Insurers’ management expenses hit N264.15bn in five years
Some insurance companies are struggling to remain afloat amid the harsh economic, which had pushed them into incurring huge management expenses above their premium income generated.
Such expenses are the costs of running operations within a particular period, and are charged against its income. Ordinarily, such costs should not exceed 0.5 per cent of the assets under management, and cover directors’ remuneration, administration, and audit fees, and share registration expenses.
The Nigeria Insurance Digest, published by the Nigeria Insurers Association (NIA), put the industry’s total management cost at N264.15billion in five years.
Broken down, the Association put the expenses at N48.22billion in 2012; N48.59billion in 2013; N52.12billion in 2014; N53.83billion in 2015; and N61.39billion in 2016. It listed the expenses to include underwriting expenses, salaries, rent, and others excluding commissions paid to agents.NIA further revealed that six underwriting firms experienced higher management expenses than the gross premium generated in the last two years.
The firms include: Universal Insurance Plc, which generated N536.526million but incurred N739.449million in management expenses, or 1.38 per cent higher; NICON Insurance Plc, N92.040million gross premium, spent N453.790million (4.93 per cent); Old Mutual Life Assurance Company Limited, N1.30billion gross premium, incurred N1.83billion (1.41 per cent).
Others are: SpringLife Assurance Plc, had N32.000million, spent N105.282 million (3.29 per cent); UNIC Insurance Plc, N38.769million, spent N244.929million (6.32 per cent), while Investment & Allied Insurance Plc, generated N4.399million and incurred N169.499million (38.53 per cent).
Commenting on the development, the Customer Experience Manager, Old Mutual Nigeria, Rachel Millard-Jaja, said the firm’s expenses were high due to efforts to position it for the future and for expansion purposes.

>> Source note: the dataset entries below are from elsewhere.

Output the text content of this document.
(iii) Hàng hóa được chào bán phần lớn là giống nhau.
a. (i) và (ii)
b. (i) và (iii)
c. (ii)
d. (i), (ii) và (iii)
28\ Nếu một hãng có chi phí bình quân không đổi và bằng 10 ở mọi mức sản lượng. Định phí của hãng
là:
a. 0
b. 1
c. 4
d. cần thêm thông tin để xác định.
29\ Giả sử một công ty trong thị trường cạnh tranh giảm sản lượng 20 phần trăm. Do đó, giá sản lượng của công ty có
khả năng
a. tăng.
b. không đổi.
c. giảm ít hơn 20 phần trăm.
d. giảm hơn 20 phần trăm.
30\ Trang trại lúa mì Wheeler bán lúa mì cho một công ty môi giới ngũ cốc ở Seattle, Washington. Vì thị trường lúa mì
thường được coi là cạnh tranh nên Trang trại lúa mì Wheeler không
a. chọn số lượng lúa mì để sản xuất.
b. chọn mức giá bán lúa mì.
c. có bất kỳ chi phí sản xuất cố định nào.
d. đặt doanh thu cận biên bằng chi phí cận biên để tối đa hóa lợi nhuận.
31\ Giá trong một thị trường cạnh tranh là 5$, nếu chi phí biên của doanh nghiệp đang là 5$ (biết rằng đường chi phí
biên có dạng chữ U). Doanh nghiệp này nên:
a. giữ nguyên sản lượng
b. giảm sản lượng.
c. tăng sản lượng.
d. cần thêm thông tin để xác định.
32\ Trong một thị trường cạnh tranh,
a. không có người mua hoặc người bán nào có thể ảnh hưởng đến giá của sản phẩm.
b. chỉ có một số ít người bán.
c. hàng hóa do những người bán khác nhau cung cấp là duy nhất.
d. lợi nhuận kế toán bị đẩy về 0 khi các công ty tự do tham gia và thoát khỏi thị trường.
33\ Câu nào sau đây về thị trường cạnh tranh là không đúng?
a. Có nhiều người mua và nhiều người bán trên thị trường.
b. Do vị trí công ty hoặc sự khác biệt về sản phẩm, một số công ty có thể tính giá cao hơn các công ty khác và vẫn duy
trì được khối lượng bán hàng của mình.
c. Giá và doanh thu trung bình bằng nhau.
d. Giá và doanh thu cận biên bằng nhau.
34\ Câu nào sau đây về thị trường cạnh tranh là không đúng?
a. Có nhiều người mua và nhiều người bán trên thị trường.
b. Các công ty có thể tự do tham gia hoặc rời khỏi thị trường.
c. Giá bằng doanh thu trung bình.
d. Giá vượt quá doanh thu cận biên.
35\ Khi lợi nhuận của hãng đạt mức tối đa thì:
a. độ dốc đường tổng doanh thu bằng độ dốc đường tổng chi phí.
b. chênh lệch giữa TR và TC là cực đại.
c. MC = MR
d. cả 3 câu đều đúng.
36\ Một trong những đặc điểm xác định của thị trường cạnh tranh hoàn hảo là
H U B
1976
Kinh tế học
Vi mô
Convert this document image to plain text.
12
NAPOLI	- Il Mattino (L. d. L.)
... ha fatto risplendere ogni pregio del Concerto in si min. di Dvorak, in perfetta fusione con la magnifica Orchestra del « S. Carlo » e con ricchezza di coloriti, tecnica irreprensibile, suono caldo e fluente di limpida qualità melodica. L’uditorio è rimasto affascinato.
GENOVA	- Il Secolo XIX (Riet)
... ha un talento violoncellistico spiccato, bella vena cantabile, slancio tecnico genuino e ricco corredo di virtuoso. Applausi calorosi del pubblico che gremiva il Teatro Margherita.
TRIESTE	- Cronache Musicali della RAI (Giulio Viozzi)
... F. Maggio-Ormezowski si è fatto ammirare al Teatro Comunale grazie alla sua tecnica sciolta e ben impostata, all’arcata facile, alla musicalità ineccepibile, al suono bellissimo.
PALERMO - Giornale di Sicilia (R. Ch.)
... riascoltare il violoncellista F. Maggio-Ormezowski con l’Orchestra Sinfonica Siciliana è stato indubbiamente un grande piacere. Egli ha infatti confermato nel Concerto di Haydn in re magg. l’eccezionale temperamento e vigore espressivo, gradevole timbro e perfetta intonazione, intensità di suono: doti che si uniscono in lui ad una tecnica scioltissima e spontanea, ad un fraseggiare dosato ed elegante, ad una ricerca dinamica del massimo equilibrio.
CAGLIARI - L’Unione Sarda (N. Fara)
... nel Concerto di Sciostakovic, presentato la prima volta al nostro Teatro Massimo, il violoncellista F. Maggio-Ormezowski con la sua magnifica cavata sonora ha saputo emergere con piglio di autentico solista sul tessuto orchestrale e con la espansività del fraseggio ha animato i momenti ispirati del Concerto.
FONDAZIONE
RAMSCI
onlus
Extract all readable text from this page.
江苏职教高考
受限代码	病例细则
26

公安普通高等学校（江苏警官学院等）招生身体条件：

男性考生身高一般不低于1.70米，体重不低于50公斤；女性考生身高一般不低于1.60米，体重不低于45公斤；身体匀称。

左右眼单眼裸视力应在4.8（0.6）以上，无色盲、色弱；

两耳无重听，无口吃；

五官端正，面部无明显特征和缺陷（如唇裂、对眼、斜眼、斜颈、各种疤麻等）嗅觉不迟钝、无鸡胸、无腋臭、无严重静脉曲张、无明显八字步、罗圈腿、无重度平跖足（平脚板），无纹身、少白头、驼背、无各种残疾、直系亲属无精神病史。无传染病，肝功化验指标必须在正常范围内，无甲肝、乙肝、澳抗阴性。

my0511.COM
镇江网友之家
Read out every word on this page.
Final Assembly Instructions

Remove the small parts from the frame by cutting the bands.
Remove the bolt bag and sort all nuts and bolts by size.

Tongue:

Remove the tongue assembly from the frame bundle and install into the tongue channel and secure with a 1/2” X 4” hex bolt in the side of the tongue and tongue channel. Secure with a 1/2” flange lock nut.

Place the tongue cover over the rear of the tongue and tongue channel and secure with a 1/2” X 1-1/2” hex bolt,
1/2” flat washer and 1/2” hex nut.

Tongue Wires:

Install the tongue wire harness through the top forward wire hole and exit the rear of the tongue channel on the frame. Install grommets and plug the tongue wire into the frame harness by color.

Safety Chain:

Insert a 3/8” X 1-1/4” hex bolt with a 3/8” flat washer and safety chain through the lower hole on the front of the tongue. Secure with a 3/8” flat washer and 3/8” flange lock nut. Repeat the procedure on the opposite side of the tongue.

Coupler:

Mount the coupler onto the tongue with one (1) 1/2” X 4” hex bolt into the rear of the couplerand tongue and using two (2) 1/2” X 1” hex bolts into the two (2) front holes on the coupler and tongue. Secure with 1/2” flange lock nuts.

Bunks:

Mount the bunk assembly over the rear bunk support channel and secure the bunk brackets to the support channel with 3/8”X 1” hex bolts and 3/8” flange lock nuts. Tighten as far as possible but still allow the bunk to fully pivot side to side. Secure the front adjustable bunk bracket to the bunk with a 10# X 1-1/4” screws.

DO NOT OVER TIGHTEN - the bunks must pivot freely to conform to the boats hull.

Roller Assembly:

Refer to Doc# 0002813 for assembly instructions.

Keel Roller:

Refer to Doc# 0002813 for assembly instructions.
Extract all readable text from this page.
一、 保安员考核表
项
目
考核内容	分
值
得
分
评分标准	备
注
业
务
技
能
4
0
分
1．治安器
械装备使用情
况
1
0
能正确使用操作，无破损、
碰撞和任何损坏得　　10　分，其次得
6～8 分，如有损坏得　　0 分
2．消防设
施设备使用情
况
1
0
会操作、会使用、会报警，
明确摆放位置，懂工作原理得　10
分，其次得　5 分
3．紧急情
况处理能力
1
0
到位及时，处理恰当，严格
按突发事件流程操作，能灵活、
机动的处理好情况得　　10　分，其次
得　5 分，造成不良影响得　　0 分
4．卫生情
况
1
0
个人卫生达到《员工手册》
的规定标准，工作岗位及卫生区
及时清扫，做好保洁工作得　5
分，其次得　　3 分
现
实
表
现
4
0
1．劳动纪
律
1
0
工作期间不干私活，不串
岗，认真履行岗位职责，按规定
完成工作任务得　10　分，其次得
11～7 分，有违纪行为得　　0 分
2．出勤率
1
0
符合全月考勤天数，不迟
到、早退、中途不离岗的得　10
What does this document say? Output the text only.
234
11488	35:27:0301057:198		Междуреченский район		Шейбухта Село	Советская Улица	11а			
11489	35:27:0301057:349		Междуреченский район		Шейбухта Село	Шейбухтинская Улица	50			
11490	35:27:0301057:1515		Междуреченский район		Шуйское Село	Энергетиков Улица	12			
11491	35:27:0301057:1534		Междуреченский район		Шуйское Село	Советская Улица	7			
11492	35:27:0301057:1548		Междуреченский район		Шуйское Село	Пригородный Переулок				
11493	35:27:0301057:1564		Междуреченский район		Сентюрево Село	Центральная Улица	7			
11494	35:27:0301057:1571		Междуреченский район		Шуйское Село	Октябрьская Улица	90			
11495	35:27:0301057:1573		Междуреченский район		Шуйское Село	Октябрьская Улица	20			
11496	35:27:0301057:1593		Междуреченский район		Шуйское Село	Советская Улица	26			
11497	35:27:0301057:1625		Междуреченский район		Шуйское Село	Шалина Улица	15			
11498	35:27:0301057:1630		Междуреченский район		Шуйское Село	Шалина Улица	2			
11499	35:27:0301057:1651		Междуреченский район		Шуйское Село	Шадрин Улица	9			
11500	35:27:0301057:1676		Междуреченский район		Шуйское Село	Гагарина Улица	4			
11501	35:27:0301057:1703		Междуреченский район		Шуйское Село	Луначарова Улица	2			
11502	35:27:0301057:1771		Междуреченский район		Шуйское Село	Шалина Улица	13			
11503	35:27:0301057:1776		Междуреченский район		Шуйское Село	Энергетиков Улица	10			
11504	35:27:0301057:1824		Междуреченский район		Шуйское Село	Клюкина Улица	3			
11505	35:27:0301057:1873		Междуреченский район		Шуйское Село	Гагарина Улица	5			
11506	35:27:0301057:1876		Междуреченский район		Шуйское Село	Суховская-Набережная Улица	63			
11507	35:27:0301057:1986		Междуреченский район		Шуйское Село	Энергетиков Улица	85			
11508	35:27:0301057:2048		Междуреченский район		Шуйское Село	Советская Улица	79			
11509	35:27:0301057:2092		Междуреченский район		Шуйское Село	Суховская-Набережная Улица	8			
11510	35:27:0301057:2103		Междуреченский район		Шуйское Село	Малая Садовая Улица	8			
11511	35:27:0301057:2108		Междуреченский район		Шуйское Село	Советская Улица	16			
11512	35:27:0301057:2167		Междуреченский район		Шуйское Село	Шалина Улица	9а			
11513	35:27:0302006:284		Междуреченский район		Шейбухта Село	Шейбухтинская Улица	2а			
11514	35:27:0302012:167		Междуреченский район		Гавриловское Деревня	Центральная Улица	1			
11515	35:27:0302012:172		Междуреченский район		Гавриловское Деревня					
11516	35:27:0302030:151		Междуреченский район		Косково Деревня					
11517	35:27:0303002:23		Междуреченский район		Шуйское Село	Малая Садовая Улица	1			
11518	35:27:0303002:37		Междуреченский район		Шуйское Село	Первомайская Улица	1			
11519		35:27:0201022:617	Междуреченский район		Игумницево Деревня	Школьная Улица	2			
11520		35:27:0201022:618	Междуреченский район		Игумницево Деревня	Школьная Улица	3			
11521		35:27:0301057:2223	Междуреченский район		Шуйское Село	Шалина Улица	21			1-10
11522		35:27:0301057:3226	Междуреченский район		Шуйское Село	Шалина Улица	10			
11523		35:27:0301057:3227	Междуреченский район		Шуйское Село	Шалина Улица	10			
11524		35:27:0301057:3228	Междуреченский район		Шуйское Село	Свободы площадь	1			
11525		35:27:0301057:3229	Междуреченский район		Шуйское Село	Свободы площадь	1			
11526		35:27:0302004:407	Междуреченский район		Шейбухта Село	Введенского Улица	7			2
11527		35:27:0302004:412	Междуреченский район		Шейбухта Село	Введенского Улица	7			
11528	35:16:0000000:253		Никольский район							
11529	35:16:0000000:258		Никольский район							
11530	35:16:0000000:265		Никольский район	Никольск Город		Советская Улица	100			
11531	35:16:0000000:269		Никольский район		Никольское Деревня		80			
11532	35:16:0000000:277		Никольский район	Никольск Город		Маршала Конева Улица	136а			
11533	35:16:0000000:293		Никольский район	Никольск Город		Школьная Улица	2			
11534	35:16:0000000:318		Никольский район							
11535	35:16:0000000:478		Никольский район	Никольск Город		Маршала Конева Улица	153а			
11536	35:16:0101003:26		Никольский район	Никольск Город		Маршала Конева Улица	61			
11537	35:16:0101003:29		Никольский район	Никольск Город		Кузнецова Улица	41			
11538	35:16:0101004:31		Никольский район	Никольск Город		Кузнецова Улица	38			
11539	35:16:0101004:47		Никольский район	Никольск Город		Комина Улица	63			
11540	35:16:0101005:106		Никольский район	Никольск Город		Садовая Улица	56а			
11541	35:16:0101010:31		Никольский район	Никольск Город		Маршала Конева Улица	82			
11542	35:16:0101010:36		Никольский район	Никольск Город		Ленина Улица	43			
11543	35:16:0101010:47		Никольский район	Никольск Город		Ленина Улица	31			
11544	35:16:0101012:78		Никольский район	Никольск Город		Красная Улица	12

“We invested significantly in retail mass offering, and technology to cope with business growth. Higher expenses are synonymous with young organisations operating in a high inflationary environment,” she said.
The National insurance Commission (NAICOM), in line with its regulatory priorities, which is to regulate the management expenses of companies, put a cap on the expenditures of some firms.
The Commissioner for Insurance, Mohammed Kari, said following observations from the financial accounts submitted by some companies, those with huge expenditure profiles were mandated not to spend beyond certain limits.He said this was taken to ensure companies do not spend unnecessarily to the extent that they would not be able to attend to claims settlement and some other relevant matters in the industry.